3. The third special ground assigns error on (a) the court charging the substance of a stipulation between opposing counsel which is not contended to have been inaccurate in any particular, and (b) on another portion of the charge as being "unsound and erroneous because such violations or conduct of the plaintiff were negligent and the approximate cause of the plaintiff." As to the plaintiff, who is the complainant, the assignment of error shows neither error nor injury.
4. The remaining special ground is abandoned.

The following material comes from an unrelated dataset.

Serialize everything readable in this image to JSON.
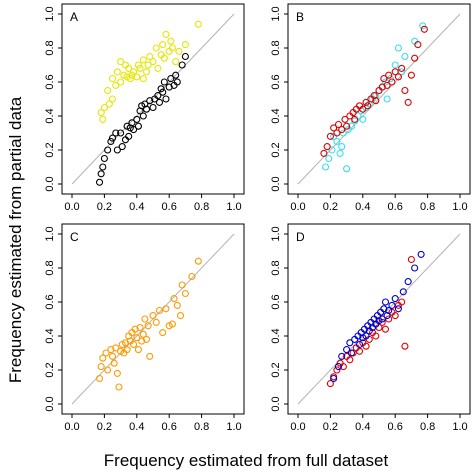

Concerning the general grounds of the motion for a new trial, the evidence showed without dispute that the plaintiff, traveling west, was approaching a through intersection on a motor scooter behind an automobile making a right turn, and that the defendant, traveling south on the intersecting street, stopped at the intersection and then made a left turn into it. The parties suffered a head-on collision within the intersection. The plaintiff was thrown to the pavement on the left side of the street, and the motor scooter was found approximately on the center line or slightly to its left. Whether the plaintiff was in fact on the left side of the street in the path of oncoming traffic at the moment of collision because he was attempting to pass a line of automobiles waiting for the first car to make its turn, or whether the defendant was negligent in cutting across the intersection into the path of the plaintiff who was traveling on a street which had the right of way, was a question for the jury under contradictory testimony, and the jury resolved the question in favor of the defendant.
The trial court did not err in overruling the motion for a new trial.
Judgment affirmed. Carlisle, P. J., and Eberhardt, J., concur.